Criteria for population screening

The term screening is used in medicine to refer to diagnostic investigations performed in the population with the aim of identifying individuals with a disease or who are at risk of developing it. The World Health Organisation (WHO) has identified 10 criteria for a disease to be diagnosable through mass screening.

1. The pathological condition must be an important health problem.

2. There must be a therapy for the pathology sought.

3. Facilities for diagnosis and treatment must exist.

4. There must be a latent stage of the disease.

5. There must be a test or examination to ascertain the pathology in the latent phase.

6. The test must be well accepted by the population.

7. The natural history of the disease should be properly understood.

8. There must be agreement on treatment protocols and on whom to treat.

9. The total cost of discovering a case should be economically balanced in relation to overall medical expenditure.

10. The screening process should be prolonged over time.

Screening procedures involve medical examinations of the entire population in individuals who normally have no symptoms or clinical signs of disease.
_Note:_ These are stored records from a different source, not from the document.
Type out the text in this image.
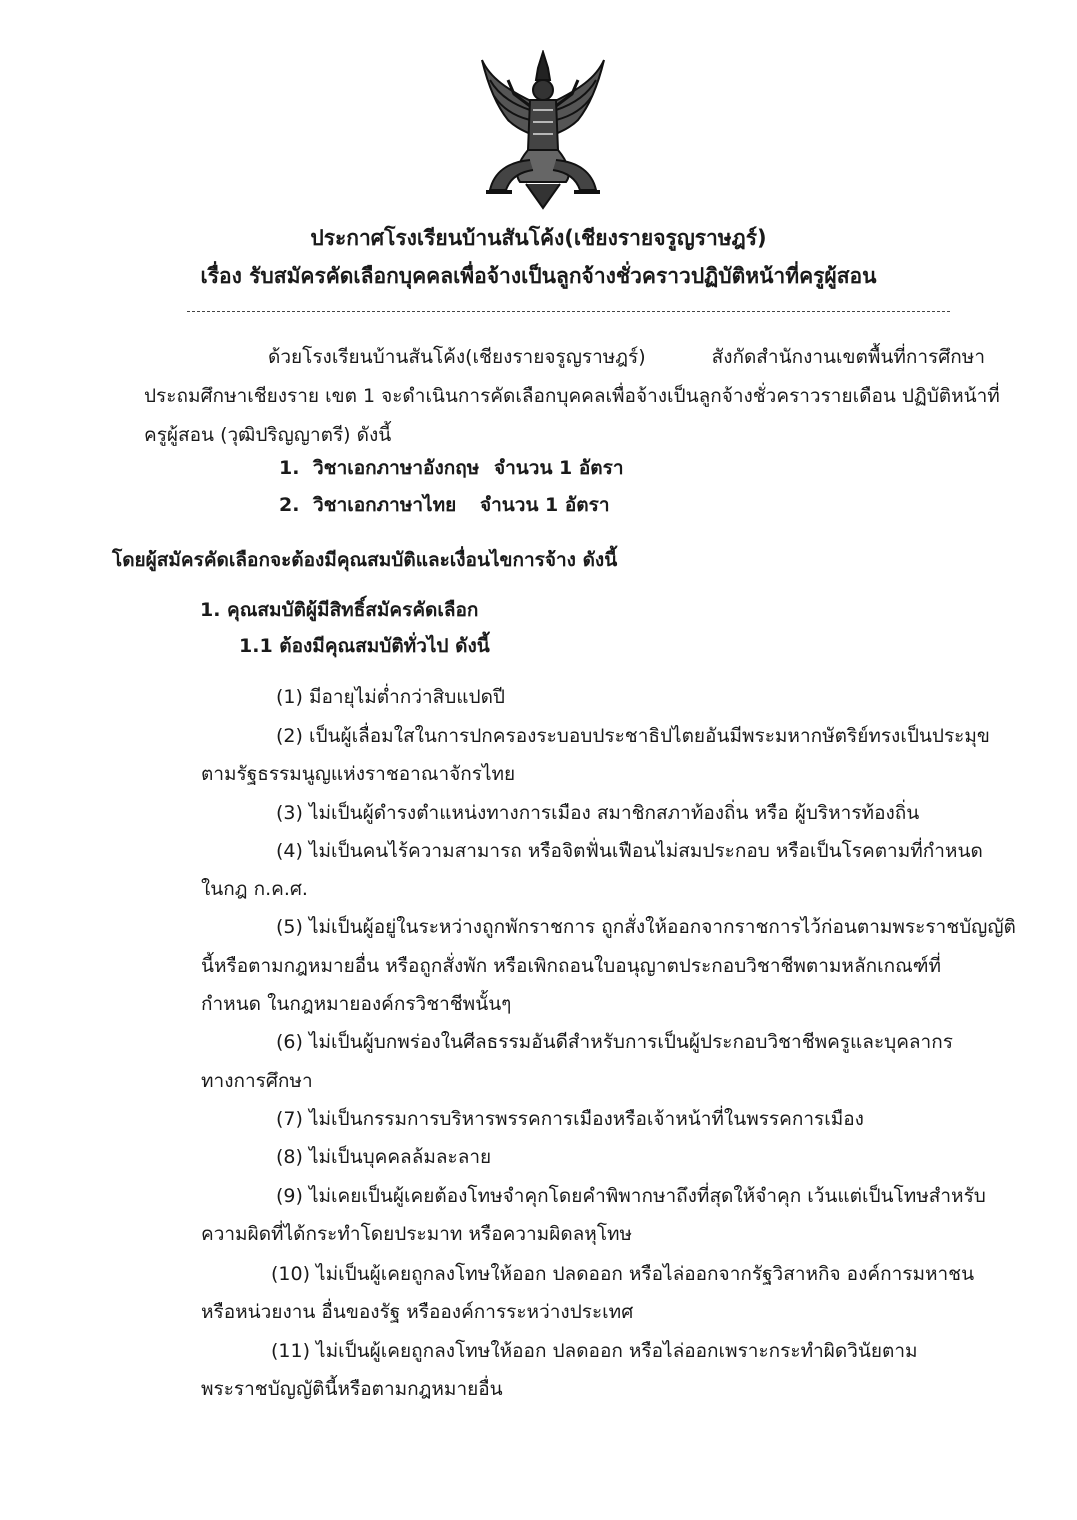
ประกาศโรงเรียนบ้านสันโค้ง(เชียงรายจรูญราษฎร์)
เรื่อง รับสมัครคัดเลือกบุคคลเพื่อจ้างเป็นลูกจ้างชั่วคราวปฏิบัติหน้าที่ครูผู้สอน
ด้วยโรงเรียนบ้านสันโค้ง(เชียงรายจรูญราษฎร์) สังกัดสำนักงานเขตพื้นที่การศึกษา
ประถมศึกษาเชียงราย เขต 1 จะดำเนินการคัดเลือกบุคคลเพื่อจ้างเป็นลูกจ้างชั่วคราวรายเดือน ปฏิบัติหน้าที่
ครูผู้สอน (วุฒิปริญญาตรี) ดังนี้
1. วิชาเอกภาษาอังกฤษ จำนวน 1 อัตรา
2. วิชาเอกภาษาไทย จำนวน 1 อัตรา
โดยผู้สมัครคัดเลือกจะต้องมีคุณสมบัติและเงื่อนไขการจ้าง ดังนี้
1. คุณสมบัติผู้มีสิทธิ์สมัครคัดเลือก
1.1 ต้องมีคุณสมบัติทั่วไป ดังนี้
(1) มีอายุไม่ต่ำกว่าสิบแปดปี
(2) เป็นผู้เลื่อมใสในการปกครองระบอบประชาธิปไตยอันมีพระมหากษัตริย์ทรงเป็นประมุข
ตามรัฐธรรมนูญแห่งราชอาณาจักรไทย
(3) ไม่เป็นผู้ดำรงตำแหน่งทางการเมือง สมาชิกสภาท้องถิ่น หรือ ผู้บริหารท้องถิ่น
(4) ไม่เป็นคนไร้ความสามารถ หรือจิตฟั่นเฟือนไม่สมประกอบ หรือเป็นโรคตามที่กำหนด
ในกฎ ก.ค.ศ.
(5) ไม่เป็นผู้อยู่ในระหว่างถูกพักราชการ ถูกสั่งให้ออกจากราชการไว้ก่อนตามพระราชบัญญัติ
นี้หรือตามกฎหมายอื่น หรือถูกสั่งพัก หรือเพิกถอนใบอนุญาตประกอบวิชาชีพตามหลักเกณฑ์ที่
กำหนด ในกฎหมายองค์กรวิชาชีพนั้นๆ
(6) ไม่เป็นผู้บกพร่องในศีลธรรมอันดีสำหรับการเป็นผู้ประกอบวิชาชีพครูและบุคลากร
ทางการศึกษา
(7) ไม่เป็นกรรมการบริหารพรรคการเมืองหรือเจ้าหน้าที่ในพรรคการเมือง
(8) ไม่เป็นบุคคลล้มละลาย
(9) ไม่เคยเป็นผู้เคยต้องโทษจำคุกโดยคำพิพากษาถึงที่สุดให้จำคุก เว้นแต่เป็นโทษสำหรับ
ความผิดที่ได้กระทำโดยประมาท หรือความผิดลหุโทษ
(10) ไม่เป็นผู้เคยถูกลงโทษให้ออก ปลดออก หรือไล่ออกจากรัฐวิสาหกิจ องค์การมหาชน
หรือหน่วยงาน อื่นของรัฐ หรือองค์การระหว่างประเทศ
(11) ไม่เป็นผู้เคยถูกลงโทษให้ออก ปลดออก หรือไล่ออกเพราะกระทำผิดวินัยตาม
พระราชบัญญัตินี้หรือตามกฎหมายอื่น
The purpose of screening is to detect diseases in a community at an early stage and in the absence of symptoms, thus enabling timely therapeutic interventions to reduce mortality and/or disease complications. An example of a screening programme implemented in Italy since the 1990s is neonatal screening, which is carried out in all newborns with the aim of early detection of congenital diseases. To date, extensive neonatal screening in Italy looks for the possible presence of 49 different diseases, including cystic fibrosis, congenital hypothyroidism, phenylketonuria and other congenital defects of intermediate metabolism.